Genug der Wirkung, denn auch die Story sollte behandelt werden. Augenscheinlich ist “Halloween” kein tiefgründiges Werk wie später “Das Schweigen der Lämmer”, doch auch hier ist Minimalismus Trumpf. Michael Myers´ Taten und sein Wesen werden einfach als “absolut böse” beschrieben, damit sollte es das auch gewesen sein mit etwaigen Erklärungen. Man lässt sich nicht auf psychologische Gründe ein, warum dieser Junge so böse geworden ist, sondern beschränkt den Inhalt des Filmes auf den ewigen Kampf zwischen Gut und Böse, baut also bewusst ein Schwarz-Weiß-Bild auf, um die Urängste des Zuschauers anzusprechen. Auch sonst spricht vieles in der Story für Purismus, indem man einfache Locations mit stereotypen Personen besetzt. Die Story bietet inhaltlich also nichts Besonderes oder weitschweifiges, aber ist Carpenter doch ein Verfechter des urig-minimalistischen Spannungskinos.

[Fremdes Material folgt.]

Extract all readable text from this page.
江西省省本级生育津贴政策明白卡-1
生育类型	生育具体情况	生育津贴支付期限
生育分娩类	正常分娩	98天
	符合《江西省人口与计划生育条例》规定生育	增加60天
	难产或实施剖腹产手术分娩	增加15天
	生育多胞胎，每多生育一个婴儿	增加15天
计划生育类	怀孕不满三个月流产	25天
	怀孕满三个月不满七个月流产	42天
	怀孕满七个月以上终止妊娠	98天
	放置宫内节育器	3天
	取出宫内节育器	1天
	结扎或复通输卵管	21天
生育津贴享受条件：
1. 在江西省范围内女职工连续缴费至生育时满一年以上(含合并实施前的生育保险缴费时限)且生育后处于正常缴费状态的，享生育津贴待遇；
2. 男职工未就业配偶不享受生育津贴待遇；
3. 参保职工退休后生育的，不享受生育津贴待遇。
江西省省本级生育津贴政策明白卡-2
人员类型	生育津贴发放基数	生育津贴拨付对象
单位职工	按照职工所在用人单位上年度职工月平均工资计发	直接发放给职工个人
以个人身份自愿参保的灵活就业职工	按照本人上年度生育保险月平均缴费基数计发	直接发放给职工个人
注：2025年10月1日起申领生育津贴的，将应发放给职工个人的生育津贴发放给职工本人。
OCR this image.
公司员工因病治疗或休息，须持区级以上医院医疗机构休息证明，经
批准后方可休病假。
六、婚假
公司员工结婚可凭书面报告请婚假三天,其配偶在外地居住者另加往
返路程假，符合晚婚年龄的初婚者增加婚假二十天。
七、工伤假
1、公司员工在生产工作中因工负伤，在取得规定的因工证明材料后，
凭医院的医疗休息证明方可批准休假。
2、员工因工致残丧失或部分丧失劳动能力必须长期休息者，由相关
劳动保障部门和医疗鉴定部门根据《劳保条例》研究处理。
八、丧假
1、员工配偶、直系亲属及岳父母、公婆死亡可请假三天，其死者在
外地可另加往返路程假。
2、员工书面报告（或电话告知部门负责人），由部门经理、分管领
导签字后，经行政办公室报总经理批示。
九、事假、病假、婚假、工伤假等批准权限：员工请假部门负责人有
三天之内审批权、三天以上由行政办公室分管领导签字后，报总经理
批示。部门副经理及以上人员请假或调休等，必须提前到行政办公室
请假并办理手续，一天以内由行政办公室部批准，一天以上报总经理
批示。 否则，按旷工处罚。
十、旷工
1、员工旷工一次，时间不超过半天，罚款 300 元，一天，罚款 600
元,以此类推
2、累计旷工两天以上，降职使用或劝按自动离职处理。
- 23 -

Wo die Story doch ein wenig in seiner Logik hinkt, sind die Schauspieler über jeden Makel erhaben. Neben Donald Pleasence, der nach seinen gelungenen James Bond-Bösewicht-Auftritten hier den besorgten Psychiater mimt, kam auch Jamie Lee Curtis zu ihrem Durchbruch. Ihr wurde nach ihrem Auftritt schnell das Emblem der “Scream Queen” angehaftet und durfte auch später in Carpenters “The Fog – Nebel des Grauens” wieder an vorderster Front agieren. Aber auch Nick Castle, hinter der Maske des wahnsinnigen Michael Myers, kann den Mörder durch seinen gut getimten Auftritt effektiv darstellen, auch wenn man ihn nicht oft zu Gesicht bekommt. Auch in den Nebenrollen sind so etliche Gesichter zu finden, die man im Kino schon irgendwo mal gesehen hat, so dass die Leistung der Akteure auf hohem Niveau angesiedelt ist.

Fazit
88
Wertung
"Halloween" zeigte der Slasher-Movie-Welt was man braucht, um einen intensiven Horrorthriller zu formen. Man muss sich nicht auf die Story einlassen, um zu erkennen, dass es keine inhaltsschwere Story braucht, damit die Urängste im Kinopublikum geweckt werden können. Carpenter verbindet wenig zu vielem, nämlich einer Komposition aus herzzerreißender Spannung und gutem Schauspiel. Das und die richtige Grundstimmung reichen völlig aus, um uns passend zu Halloween aus den Sitzen zu reißen.